では、民事再生が適用できる条件と手順はどのようになっているのでしょうか?民事再生手続きの申し立てを行うことができるのは、借金の返済が難しくなっている会社=債務者と、そこへお金を貸している銀行や取引先企業など=債権者の両方です。意外ですが、お金を貸している側である債権者にも、民事再生を申し立てる権利があるのです。

民事再生の申し立てが可能な2つのケースとは?

では、民事再生の申し立てができるのはどのような場合なのでしょうか? 簡単に言えば、以下のようなケースで申し立てが可能とされています。

  1. 会社の資金繰りが悪化し、借金の返済ができなくなって倒産のおそれがあるとき。
  2. 会社が借金の返済を通常通りに続ければ、会社の資金繰りに大きな影響があり、経営に支障をきたすと判断されたとき。

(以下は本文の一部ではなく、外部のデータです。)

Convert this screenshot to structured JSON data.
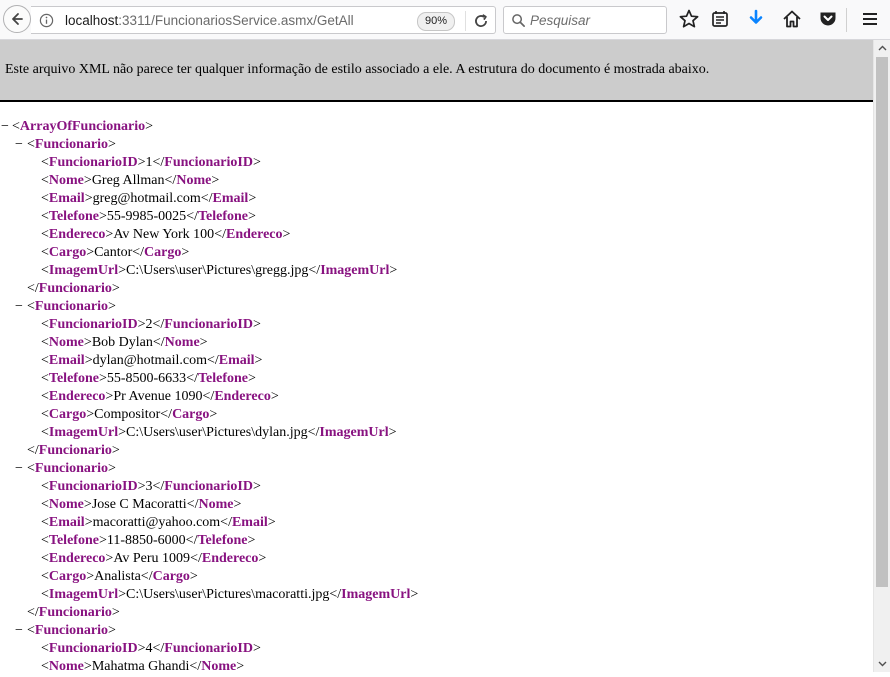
{
  "browser": {
    "url_host": "localhost",
    "url_rest": ":3311/FuncionariosService.asmx/GetAll",
    "zoom": "90%",
    "search_placeholder": "Pesquisar",
    "icons": [
      "back-icon",
      "info-icon",
      "reload-icon",
      "search-icon",
      "star-icon",
      "reader-icon",
      "download-icon",
      "home-icon",
      "pocket-icon",
      "menu-icon"
    ],
    "download_color": "#0a84ff"
  },
  "infobar": {
    "message": "Este arquivo XML não parece ter qualquer informação de estilo associado a ele. A estrutura do documento é mostrada abaixo."
  },
  "xml": {
    "collapse_glyph": "−",
    "root_tag": "ArrayOfFuncionario",
    "item_tag": "Funcionario",
    "tag_color": "#881280",
    "funcionarios": [
      {
        "FuncionarioID": "1",
        "Nome": "Greg Allman",
        "Email": "greg@hotmail.com",
        "Telefone": "55-9985-0025",
        "Endereco": "Av New York 100",
        "Cargo": "Cantor",
        "ImagemUrl": "C:\\Users\\user\\Pictures\\gregg.jpg"
      },
      {
        "FuncionarioID": "2",
        "Nome": "Bob Dylan",
        "Email": "dylan@hotmail.com",
        "Telefone": "55-8500-6633",
        "Endereco": "Pr Avenue 1090",
        "Cargo": "Compositor",
        "ImagemUrl": "C:\\Users\\user\\Pictures\\dylan.jpg"
      },
      {
        "FuncionarioID": "3",
        "Nome": "Jose C Macoratti",
        "Email": "macoratti@yahoo.com",
        "Telefone": "11-8850-6000",
        "Endereco": "Av Peru 1009",
        "Cargo": "Analista",
        "ImagemUrl": "C:\\Users\\user\\Pictures\\macoratti.jpg"
      },
      {
        "FuncionarioID": "4",
        "Nome": "Mahatma Ghandi"
      }
    ]
  }
}
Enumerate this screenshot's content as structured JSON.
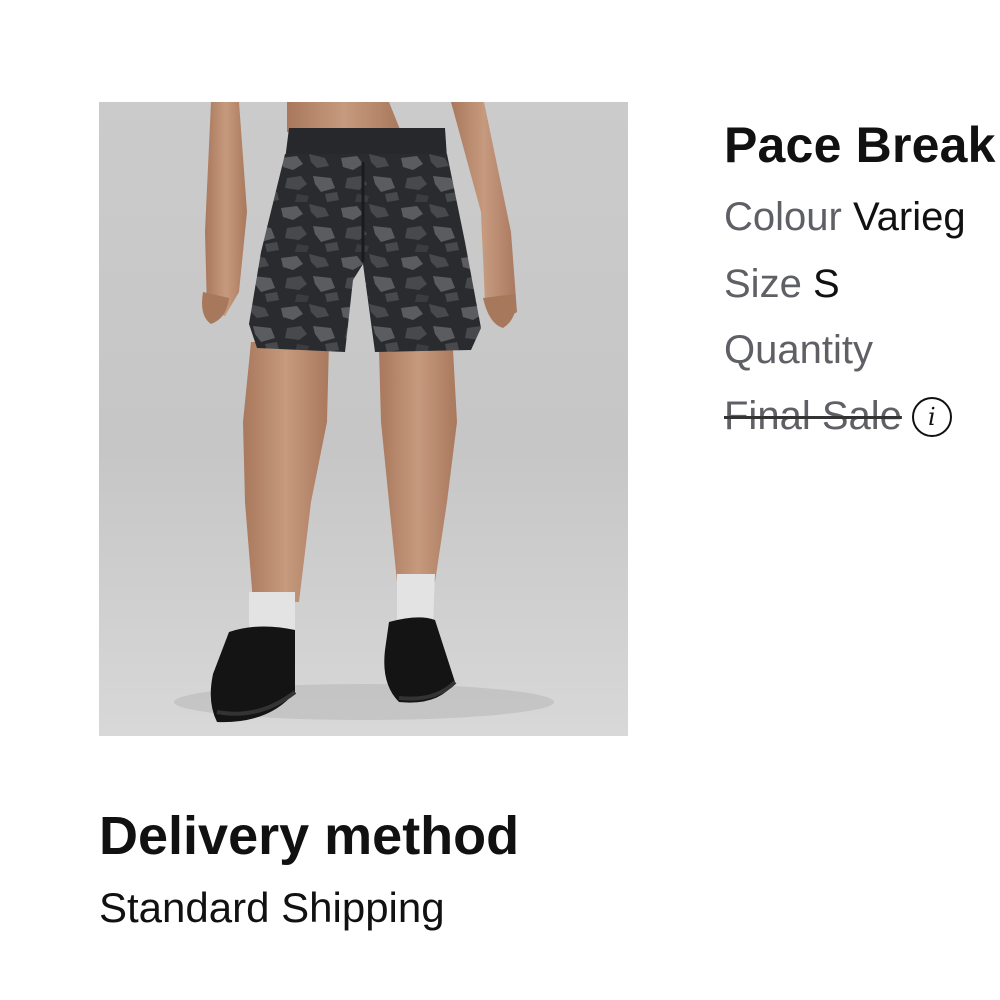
{
  "product": {
    "name": "Pace Break",
    "colour_label": "Colour",
    "colour_value": "Varieg",
    "size_label": "Size",
    "size_value": "S",
    "quantity_label": "Quantity",
    "final_sale_label": "Final Sale",
    "info_icon": "info-circle-icon",
    "image_alt": "Camo print men's shorts worn with white socks and black sneakers"
  },
  "delivery": {
    "heading": "Delivery method",
    "method": "Standard Shipping"
  },
  "colors": {
    "text_primary": "#111111",
    "text_secondary": "#5f6066",
    "image_background": "#c9c9c9"
  }
}
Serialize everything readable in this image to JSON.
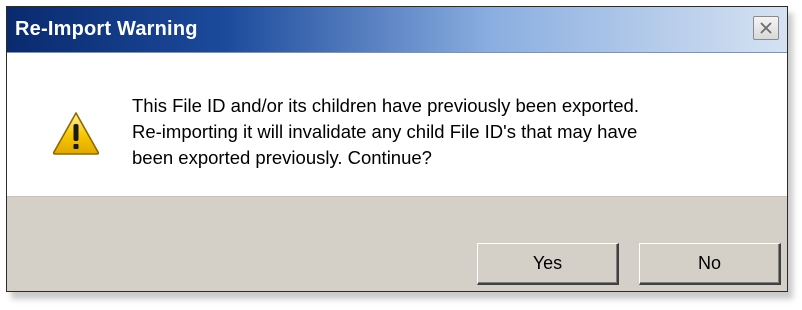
{
  "dialog": {
    "title": "Re-Import Warning",
    "close_icon": "close-icon",
    "icon": "warning-icon",
    "message_lines": [
      "This File ID and/or its children have previously been exported.",
      "Re-importing it will invalidate any child File ID's that may have",
      "been exported previously.  Continue?"
    ],
    "buttons": {
      "yes": "Yes",
      "no": "No"
    }
  },
  "colors": {
    "title_gradient_start": "#0a2a6e",
    "title_gradient_end": "#d6e2f2",
    "button_bar": "#d4d0c8",
    "warning_yellow": "#f7c600"
  }
}
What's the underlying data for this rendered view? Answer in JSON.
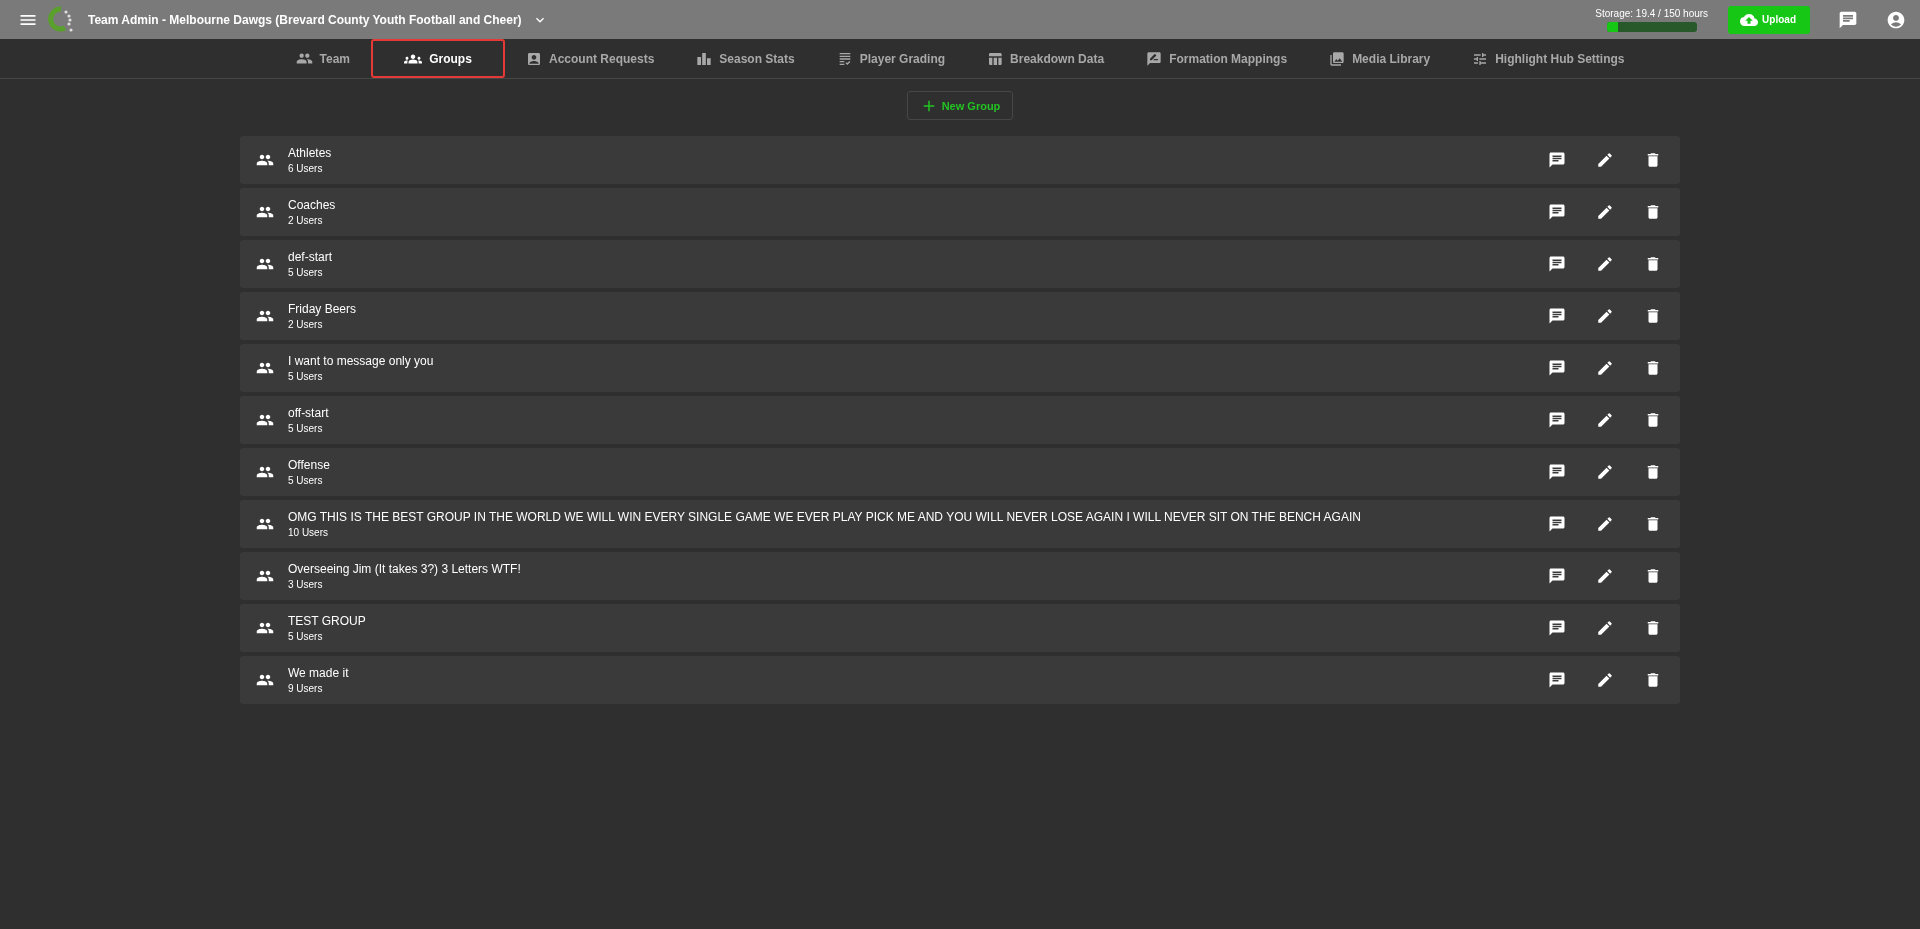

とはいえ、お金を貸している銀行や取引先企業などの債権者は、①の場合しか民事再生を申し立てることができません。②のような場合で申し立てを行うには、その会社の経営状況を詳細に把握して判断する必要があり、よほど特殊なケースでなければ、そうした判断は当該企業にしかできないためです。

民事再生が認可されない・・・破産への移行手続きとなる場合も

債権者の不同意や再生計画の実行を怠ると…

また、再生計画案が裁判所に認可されない場合や、債権者の同意が得られないとき、あるいは再生会社が再生計画の実行を怠ったと判断された場合などは、破産への移行手続きが用意されているのも民事再生の特徴です。民事再生から破産への移行については、裁判所が判断することになっています。

何度も繰り返しますが、民事再生が適用されるためには、適切なタイミングでの検討が不可欠。また、再生計画が確実に実行されることも重要になりますので、検討される際は必ず専門家である弁護士のアドバイスを受けてください。